Adventures in freakdom.
December 22, 2002
Congratulations are in order for reader Teresa, who correctly told me that the glaring problem with the rejection letter was that my book isn’t fiction. Many thanks to all who entered.
I’d wanted to take another hike up on Monte Sano mountain - there are tons of trails up there I haven’t been on - last weekend, but the weather forbade it. I spent this entire week planning to go yesterday, not only to take a long hike but to find three geocaches and place my second geocache. Despite some bad weather Wednesday and Thursday, Friday was dry and sunny, and yesterday morning dawned beautiful.
Besides, a little mud just makes the hills more interesting.
Since my plan was to be on the trails for two or three hours, plus the fact that I’m a super-duper geek, I packed my backpack nearly full with things I thought I’d need:

And I was never a Boy Scout, believe it or not.
Before I left, I unfolded my homemade map of the trails and, using the descriptions of the cache locations, plotted a course to hike. My path would take me from the parking lot at the top of the map, down the Alms House trail to the Railroad Bed trail and the first cache. From there, I would straight-line it cross-country to the Bluff Line trail to the Dry Falls, where the other two caches were hidden. Tantalizingly, there was an admonition on the map around the Dry Falls that said "Difficult hiking". I couldn’t wait.

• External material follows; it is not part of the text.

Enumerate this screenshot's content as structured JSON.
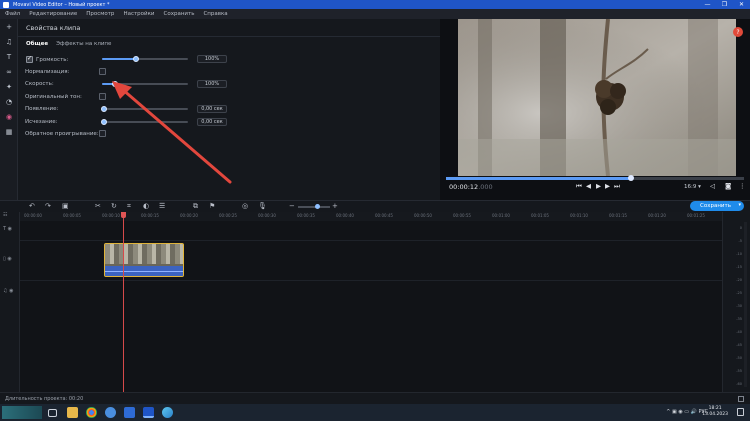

I went into the garage to get my walking stick - which I fondly refer to as my staff, as in "I sure like to walk in the woods holding my staff in my hand" - and hiking shoes, and then I was off to the mountain.

I have a long, beautiful, and erect staff, do I not?
After a stop at my dad’s house to drop off the roaster he let us use for Thanksgiving, and to receive my normal dire warnings from him about falling off the bluffs, I made my way up to the parking lot and the Alms House trailhead.

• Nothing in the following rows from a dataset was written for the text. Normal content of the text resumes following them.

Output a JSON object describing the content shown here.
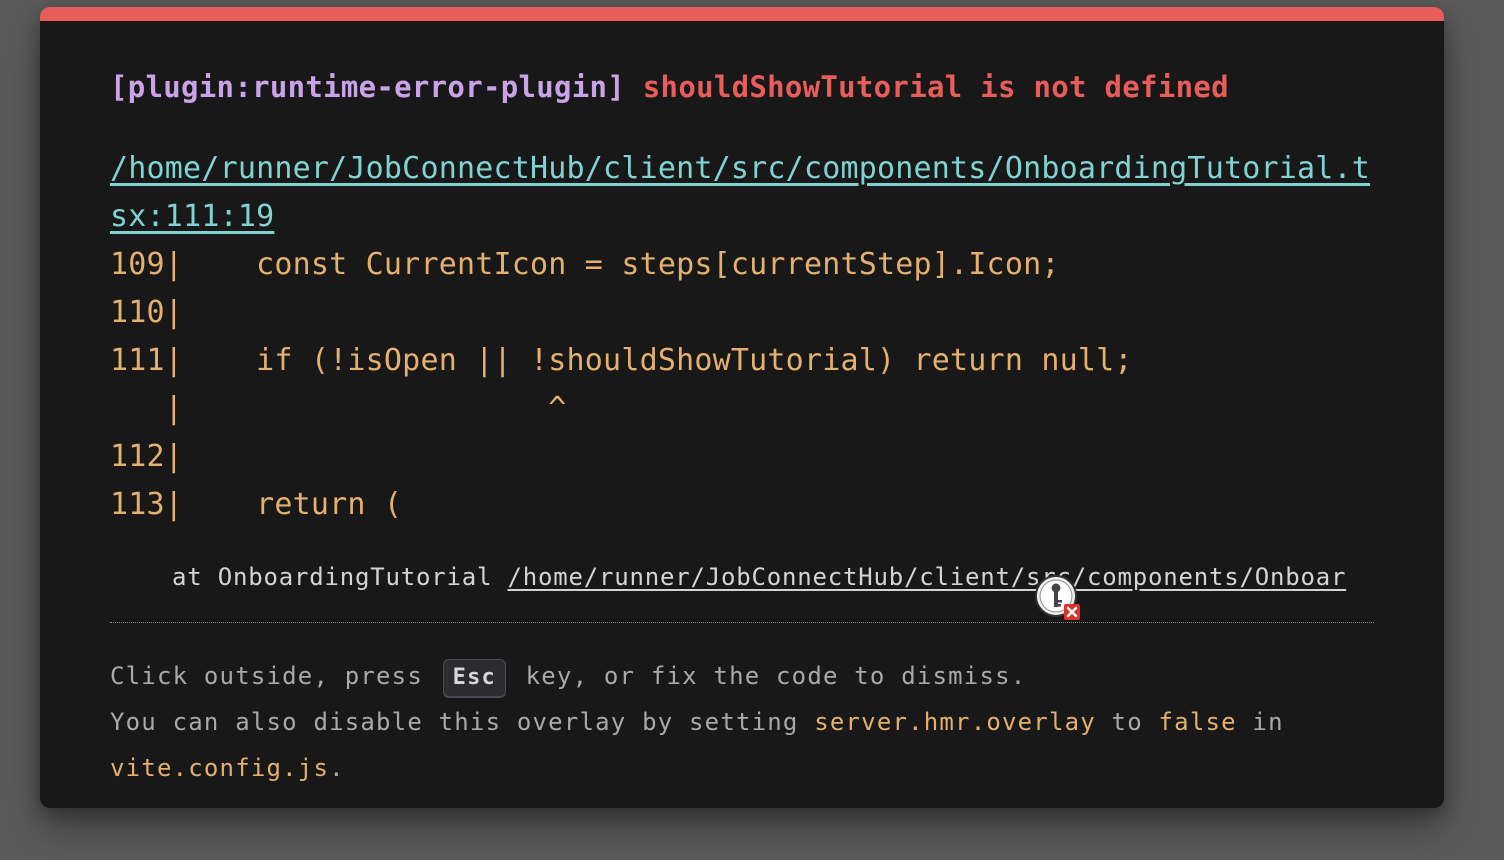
{
  "error": {
    "plugin_tag": "[plugin:runtime-error-plugin]",
    "message": "shouldShowTutorial is not defined",
    "file": "/home/runner/JobConnectHub/client/src/components/OnboardingTutorial.tsx:111:19",
    "frame_lines": [
      "109|    const CurrentIcon = steps[currentStep].Icon;",
      "110|",
      "111|    if (!isOpen || !shouldShowTutorial) return null;",
      "   |                    ^",
      "112|",
      "113|    return ("
    ],
    "stack_prefix": "at OnboardingTutorial ",
    "stack_link": "/home/runner/JobConnectHub/client/src/components/Onboar"
  },
  "tip": {
    "line1_before": "Click outside, press ",
    "key": "Esc",
    "line1_after": " key, or fix the code to dismiss.",
    "line2_before": "You can also disable this overlay by setting ",
    "setting": "server.hmr.overlay",
    "line2_mid": " to ",
    "value": "false",
    "line2_after": " in ",
    "config_file": "vite.config.js",
    "line2_end": "."
  },
  "icons": {
    "accent_bar_color": "#e85c5a",
    "key_badge": "key-error-icon"
  }
}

The trip down to the first cache was uneventful. The first portion of the Alms House trail is a blast, very steep and rocky, but the Railroad Bed trail is flat and mostly boring. Finding the geocache took about five minutes of searching. It was near a dry creekbed.


When I looked in the log book, I found something pretty cool - someone else had already found the cache that morning. I took nothing and left nothing.

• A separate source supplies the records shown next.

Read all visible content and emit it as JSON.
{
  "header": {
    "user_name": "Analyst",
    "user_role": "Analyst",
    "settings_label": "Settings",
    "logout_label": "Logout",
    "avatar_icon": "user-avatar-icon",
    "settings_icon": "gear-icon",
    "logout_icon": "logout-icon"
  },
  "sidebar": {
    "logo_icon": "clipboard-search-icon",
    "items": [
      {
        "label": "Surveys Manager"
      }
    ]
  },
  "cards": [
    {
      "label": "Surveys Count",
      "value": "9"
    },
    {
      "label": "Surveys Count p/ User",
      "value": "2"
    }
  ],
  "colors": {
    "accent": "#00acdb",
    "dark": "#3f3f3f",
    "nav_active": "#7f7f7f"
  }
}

Finally, it was time for what I thought would be the second most exciting part of the hike: the cross-country jaunt to the Bluff Line trail, which was about two tenths of a mile and increased in elevation about three hundred feet.
Most of those three hundred feet were near the end, I found.

I hiked along the Bluff Line trail for about half a mile until I came to the offshoot that would take me down to Dry Falls. I took pictures, but no picture can do this segment justice. It’s about two hundred yards long and very steep. The path is on a little finger of land probably about eight feet wide, and both muddy and rocky. To either side of the finger is something akin to a ditch, not deadly but nothing you’d want to fall into, either.


I made my way slowly and carefully down, until the ground levelled out. At the bottom of the hill I encountered two men and about six small children, who’d come in via a different path and were eating lunch spread out across this path. We chatted for a few minutes and I explained geocaching to them because I figured I’d look a little strange climbing around them and staring a a small electronic device in my hand.
I made my way over to Dry Falls and the section labelled "Difficult hiking" on the map.
Holy fucking shit.
Unfortunately, I was so stunned by what I had to climb down that I failed to take a picture of it. I did, however, have enough wits about me to get the camera out at a point about halfway down and take a couple of pictures of Dry Falls. The pictures should give you a bit of an idea what I was climbing down. My dad would most likely have a heart attack if he knew what his only son was out doing.


The worst part is that one geocache was hidden very near where I was standing when I took those pictures, on the sheer face of a super-steep hill. The other geocache was on the other side of Dry Falls which meant I had to climb back up, cross the falls, then climb down the other side.
I spent about an hour and a half looking, and found neither. I took another picture as I crossed over the falls.

Note the way the ground gently slopes to the water in the distance.
It was nothing like that where I had to go down, because I was going
down right next to the 70-to-100-foot drop of the falls.
At 1:45, I decided to give up and start back to the car. I was tired and hungry, and frustrated because I hadn’t found two of the three caches. I got out of the valley, climbing back up that narrow and treacherous path, and made my way along the Bluff Line trail until I was near the top of the mountain.
I picked out a nice flat rock and ate my lunch in solitude. Afterwards, I wandered far back into the trees to hide my geocache because really, hiding it right on the path is just boring. I found a hollowed-out old tree that was perfect for my needs.


The view from where the cache is is pretty, and would be prettier if not for all the dang trees.

I made my way the last 1.5 miles to the car, and came home.